Im Kap. „Das Schweigen Christi in literarischer Formung und
Deutung" hat sich Vf. die Interpretation der beiden Schweigensituationen
in Joh 8,6ff, die sogar mit Gestik verbunden sind, entgehen
lassen, da er der Meinung ist, „das Schweigen Jesu in den der Passion
voraufgehenden Lebensabschnitten spielt in vorwiegend erzählenden
deutschen Darstellungen keine Rolle" (119). Dagegen spricht aber,
daß Otfried diese Szene in III 17,35 ff gestaltet hat und für das Schweigen
Jesu dieselbe Erläuterung gibt wie in IV 19,41 f und in IV 23,33f.
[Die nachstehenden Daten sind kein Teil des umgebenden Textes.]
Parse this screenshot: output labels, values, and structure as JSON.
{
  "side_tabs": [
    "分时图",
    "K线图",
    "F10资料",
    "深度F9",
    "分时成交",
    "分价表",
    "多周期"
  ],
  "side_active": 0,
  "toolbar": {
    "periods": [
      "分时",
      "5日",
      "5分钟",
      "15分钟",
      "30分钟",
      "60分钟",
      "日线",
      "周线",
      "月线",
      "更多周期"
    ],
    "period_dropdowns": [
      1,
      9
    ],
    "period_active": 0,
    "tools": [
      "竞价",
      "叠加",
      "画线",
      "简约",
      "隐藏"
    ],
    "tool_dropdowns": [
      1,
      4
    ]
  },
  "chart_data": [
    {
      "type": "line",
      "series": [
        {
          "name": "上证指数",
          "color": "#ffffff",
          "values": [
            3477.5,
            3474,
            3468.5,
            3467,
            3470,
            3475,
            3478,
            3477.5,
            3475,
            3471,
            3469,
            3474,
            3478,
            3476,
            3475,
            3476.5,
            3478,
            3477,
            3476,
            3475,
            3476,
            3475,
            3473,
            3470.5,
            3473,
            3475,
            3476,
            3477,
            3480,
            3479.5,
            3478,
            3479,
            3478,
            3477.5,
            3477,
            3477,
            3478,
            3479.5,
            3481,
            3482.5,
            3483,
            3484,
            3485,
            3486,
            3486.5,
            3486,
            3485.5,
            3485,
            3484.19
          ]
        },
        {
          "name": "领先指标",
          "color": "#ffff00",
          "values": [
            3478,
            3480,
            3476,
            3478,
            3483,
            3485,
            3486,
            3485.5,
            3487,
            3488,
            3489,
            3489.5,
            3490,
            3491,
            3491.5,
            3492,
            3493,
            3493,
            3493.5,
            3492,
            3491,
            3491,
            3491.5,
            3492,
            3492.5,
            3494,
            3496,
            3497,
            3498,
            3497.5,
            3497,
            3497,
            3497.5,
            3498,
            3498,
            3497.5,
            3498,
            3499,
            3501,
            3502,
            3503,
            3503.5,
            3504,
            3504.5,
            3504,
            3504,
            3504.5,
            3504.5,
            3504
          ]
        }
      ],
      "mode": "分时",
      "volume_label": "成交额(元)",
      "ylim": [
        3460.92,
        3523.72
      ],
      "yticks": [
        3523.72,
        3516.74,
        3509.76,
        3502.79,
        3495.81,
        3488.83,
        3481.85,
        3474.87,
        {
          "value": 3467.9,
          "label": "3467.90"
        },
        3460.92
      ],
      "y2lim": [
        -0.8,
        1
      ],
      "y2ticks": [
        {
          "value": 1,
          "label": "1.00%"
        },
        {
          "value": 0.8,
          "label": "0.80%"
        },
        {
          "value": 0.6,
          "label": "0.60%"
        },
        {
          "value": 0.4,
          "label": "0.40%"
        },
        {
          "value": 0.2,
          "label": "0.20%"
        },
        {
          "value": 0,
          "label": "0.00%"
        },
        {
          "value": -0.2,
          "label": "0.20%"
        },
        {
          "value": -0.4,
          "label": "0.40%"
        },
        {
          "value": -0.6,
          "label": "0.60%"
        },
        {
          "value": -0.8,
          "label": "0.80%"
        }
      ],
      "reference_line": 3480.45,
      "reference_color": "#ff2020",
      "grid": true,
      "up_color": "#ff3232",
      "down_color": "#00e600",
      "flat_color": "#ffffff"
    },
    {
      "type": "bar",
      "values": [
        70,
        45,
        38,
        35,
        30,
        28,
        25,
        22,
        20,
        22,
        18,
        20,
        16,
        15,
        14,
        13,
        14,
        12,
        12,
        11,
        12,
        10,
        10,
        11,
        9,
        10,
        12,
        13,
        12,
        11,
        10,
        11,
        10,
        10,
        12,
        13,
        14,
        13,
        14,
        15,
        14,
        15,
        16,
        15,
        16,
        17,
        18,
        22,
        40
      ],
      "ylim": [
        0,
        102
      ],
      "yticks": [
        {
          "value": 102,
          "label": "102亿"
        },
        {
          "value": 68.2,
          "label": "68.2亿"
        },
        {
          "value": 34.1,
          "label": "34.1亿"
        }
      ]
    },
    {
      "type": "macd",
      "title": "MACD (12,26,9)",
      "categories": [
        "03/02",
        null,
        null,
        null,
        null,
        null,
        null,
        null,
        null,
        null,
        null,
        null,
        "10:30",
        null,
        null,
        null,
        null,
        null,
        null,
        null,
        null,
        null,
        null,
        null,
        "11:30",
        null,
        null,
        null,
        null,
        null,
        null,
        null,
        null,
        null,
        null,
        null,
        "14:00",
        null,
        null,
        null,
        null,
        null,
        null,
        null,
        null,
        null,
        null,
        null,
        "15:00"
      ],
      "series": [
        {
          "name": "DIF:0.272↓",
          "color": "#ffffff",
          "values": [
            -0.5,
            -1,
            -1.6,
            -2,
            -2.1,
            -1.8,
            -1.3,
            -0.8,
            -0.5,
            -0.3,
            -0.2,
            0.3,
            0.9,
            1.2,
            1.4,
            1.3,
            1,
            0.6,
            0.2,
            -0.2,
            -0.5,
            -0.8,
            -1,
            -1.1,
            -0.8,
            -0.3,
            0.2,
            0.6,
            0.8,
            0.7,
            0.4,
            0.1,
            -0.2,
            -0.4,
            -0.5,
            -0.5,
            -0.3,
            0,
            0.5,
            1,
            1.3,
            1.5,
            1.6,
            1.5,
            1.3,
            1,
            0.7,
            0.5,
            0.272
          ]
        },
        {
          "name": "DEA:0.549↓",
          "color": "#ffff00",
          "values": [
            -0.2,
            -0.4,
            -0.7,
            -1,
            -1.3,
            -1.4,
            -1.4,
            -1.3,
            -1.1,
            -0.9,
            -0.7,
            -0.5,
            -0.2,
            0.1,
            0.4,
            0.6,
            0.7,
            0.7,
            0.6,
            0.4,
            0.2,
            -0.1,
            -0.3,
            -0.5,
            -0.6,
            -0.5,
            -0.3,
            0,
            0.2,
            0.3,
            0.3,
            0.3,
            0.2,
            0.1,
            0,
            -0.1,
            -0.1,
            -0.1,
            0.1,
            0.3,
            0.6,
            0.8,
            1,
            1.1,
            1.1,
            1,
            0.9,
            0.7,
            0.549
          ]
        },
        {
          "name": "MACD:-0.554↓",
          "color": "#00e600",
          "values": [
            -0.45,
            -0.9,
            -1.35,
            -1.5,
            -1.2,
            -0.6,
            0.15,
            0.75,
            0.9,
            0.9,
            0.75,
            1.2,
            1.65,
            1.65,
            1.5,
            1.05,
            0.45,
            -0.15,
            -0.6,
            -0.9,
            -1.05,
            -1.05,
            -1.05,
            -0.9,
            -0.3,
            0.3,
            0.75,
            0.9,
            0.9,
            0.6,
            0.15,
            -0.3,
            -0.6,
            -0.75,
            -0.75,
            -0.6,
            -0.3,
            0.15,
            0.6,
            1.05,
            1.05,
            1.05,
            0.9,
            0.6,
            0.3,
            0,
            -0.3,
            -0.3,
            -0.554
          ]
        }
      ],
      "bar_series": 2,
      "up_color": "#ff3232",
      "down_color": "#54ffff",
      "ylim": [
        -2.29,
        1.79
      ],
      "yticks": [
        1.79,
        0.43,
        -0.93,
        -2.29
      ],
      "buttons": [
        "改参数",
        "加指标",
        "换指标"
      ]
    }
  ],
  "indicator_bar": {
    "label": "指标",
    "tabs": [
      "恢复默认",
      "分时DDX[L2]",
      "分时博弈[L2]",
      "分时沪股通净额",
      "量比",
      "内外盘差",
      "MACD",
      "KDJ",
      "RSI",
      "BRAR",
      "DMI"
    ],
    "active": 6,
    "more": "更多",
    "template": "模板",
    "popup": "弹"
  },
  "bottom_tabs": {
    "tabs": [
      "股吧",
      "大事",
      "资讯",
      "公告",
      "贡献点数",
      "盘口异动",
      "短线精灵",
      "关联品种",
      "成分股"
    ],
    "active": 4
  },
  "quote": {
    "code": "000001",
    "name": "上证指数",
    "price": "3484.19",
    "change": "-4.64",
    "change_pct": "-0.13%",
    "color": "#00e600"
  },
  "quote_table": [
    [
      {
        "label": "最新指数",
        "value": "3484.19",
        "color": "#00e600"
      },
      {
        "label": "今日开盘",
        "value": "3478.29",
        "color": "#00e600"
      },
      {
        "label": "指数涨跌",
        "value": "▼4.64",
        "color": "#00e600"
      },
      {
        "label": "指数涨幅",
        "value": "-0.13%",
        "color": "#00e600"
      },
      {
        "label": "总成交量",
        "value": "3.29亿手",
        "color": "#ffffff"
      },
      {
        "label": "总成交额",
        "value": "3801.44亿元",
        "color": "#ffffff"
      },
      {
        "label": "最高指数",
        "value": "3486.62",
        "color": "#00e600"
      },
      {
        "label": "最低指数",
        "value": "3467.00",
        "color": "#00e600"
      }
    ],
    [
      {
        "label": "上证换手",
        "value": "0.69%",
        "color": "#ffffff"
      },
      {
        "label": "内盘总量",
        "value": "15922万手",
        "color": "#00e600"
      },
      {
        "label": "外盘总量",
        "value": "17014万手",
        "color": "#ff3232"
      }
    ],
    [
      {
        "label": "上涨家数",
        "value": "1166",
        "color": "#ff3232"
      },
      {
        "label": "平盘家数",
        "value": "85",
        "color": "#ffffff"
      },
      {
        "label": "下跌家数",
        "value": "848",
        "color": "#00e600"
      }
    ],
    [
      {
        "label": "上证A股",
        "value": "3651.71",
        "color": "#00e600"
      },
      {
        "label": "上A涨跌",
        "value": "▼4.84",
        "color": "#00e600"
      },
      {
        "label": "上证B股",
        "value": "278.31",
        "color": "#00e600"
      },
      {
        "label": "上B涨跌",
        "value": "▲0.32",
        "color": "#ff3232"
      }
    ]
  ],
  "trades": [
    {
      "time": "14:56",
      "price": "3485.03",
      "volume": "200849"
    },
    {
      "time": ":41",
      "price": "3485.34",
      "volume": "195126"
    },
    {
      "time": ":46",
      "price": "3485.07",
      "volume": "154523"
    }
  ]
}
Otfried bezieht sich außerdem in dem Moraliter-Kapitel III 19,1 ff
auf Joh 8,6iT.

Im letzten Kap. interpretiert Vf. Schweigensituationen, die sich in
erzählenden Dichtungen des Mittelalters finden, vorwiegend in denen
Hartmanns von Aue. Er untersucht, wie Schweigen im einzelnen
lexikalisch, grammatisch und stilistisch umgesetzt worden ist. Er ermittelt
die Ursachen für Schweigen, Verschweigen und Schweigegebote
, versucht, die Funktion des Schweigens zu bestimmen und das
Verhältnis von Schweigen und Sprechen zu klären. Er zeigt - ohne
grundlegende Ansätze zu neuen Sinndeutungen dieser Dichtungen zu
bieten -, daß Hartmanns Figuren nicht im Verschweigen und Schweigen
verharren, sich nicht an Schweigegebote halten, sondern stets
zum Sprechen und Handeln drängen, und daß sich ihr Reifeprozeß in
der Spannung von Schweigen und Reden vollzieht.